The hotel’s owners said they got a better deal staying with Best Western. They give the parent organization 7 percent of gross revenue on rooms, compared with 11 percent for chains such as Hilton and Marriott.

Weinstein and the Ritters are depending on local barbecue restaurant owner Stanley Shropshire to help fill rooms, as well as attract locals to the speak-easy and a new lobby bar and coffee shop in the hotel.

Shropshire owns the Big Bib BBQ restaurant and the Big Bib Too, a concert and special events venue, in the North Hills Shopping Center on Austin Highway. Weinstein and the Ritters own the shopping center. They asked Shropshire to help run the hotel’s food and beverage operations.

Shropshire grew up on the East Side, nine blocks from the hotel.

He said he’s disappointed that a lot of the planned development in the St. Paul Square area never happened but that nearby residents have more spending power than they used to. He hopes the hotel’s nightlife offerings finally help make St. Paul Square a destination for visitors and locals.

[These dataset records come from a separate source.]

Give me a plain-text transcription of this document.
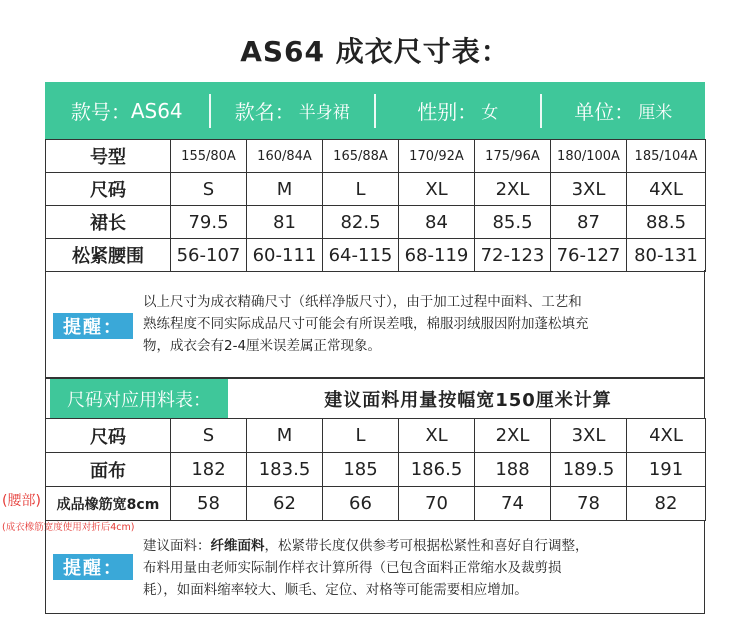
AS64 成衣尺寸表：
款号： AS64	款名： 半身裙	性别： 女	单位： 厘米
号型	155/80A	160/84A	165/88A	170/92A	175/96A	180/100A	185/104A
尺码	S	M	L	XL	2XL	3XL	4XL
裙长	79.5	81	82.5	84	85.5	87	88.5
松紧腰围	56-107	60-111	64-115	68-119	72-123	76-127	80-131
提醒：
以上尺寸为成衣精确尺寸（纸样净版尺寸），由于加工过程中面料、工艺和
熟练程度不同实际成品尺寸可能会有所误差哦，棉服羽绒服因附加蓬松填充
物，成衣会有2-4厘米误差属正常现象。
尺码对应用料表：	建议面料用量按幅宽150厘米计算
尺码	S	M	L	XL	2XL	3XL	4XL
面布	182	183.5	185	186.5	188	189.5	191
成品橡筋宽8cm	58	62	66	70	74	78	82
(腰部)
(成衣橡筋宽度使用对折后4cm)
提醒：
建议面料：纤维面料，松紧带长度仅供参考可根据松紧性和喜好自行调整，
布料用量由老师实际制作样衣计算所得（已包含面料正常缩水及裁剪损
耗），如面料缩率较大、顺毛、定位、对格等可能需要相应增加。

“There is a new spark of life now with new people coming in — people with disposable income,” he said.

Shropshire said the speak-easy will feature barbecue and music, specialty cocktails and a secret code for admission.

St. Paul Square has seen recent signs of life.

In November, Thomas Hogan and Gerardo De Anda opened a second location of Cuishe Cocina Mexicana, their Stone Oak restaurant, a block from the hotel. They also own a tapas restaurant, Toro Kitchen + Bar, that has operated successfully in St. Paul Square for more than three years.

On a recent Saturday night, Toro Kitchen + Bar was packed with customers, with one musical group playing Spanish folk music inside and another playing Latin pop on the patio.

Ian Sam, the manager for both restaurants, said the renovated hotel and its speak-easy can only help.

“It will help make the area become more alive,” he said.

Weinstein insists that being separated from downtown by the interstate highway isn’t a bad thing.

“We sort of like that separation,” he said. “The River Walk caters to pure tourism. It’s fun to go to, but this is going to be more of an area with live music venues. Kind of like a hip, after-hours area.”

Weinstein and the Ritters are accidental hotel owners. The couple foreclosed on the hotel’s previous owner. He’d defaulted on approximately $4 million they’d loaned him.

“We needed some excitement in our life,” Daniella Ritter joked about their decision to renovate and run the hotel.

She and her husband then partnered with Weinstein, whose late father, lawyer Richard Weinstein, participated in numerous real estate development deals with the Ritters, such as shopping centers and self-storage facilities.

Daniella Ritter believes the Aiden Hotel could raise rates to $200 a night in 2022 if business travelers return in force.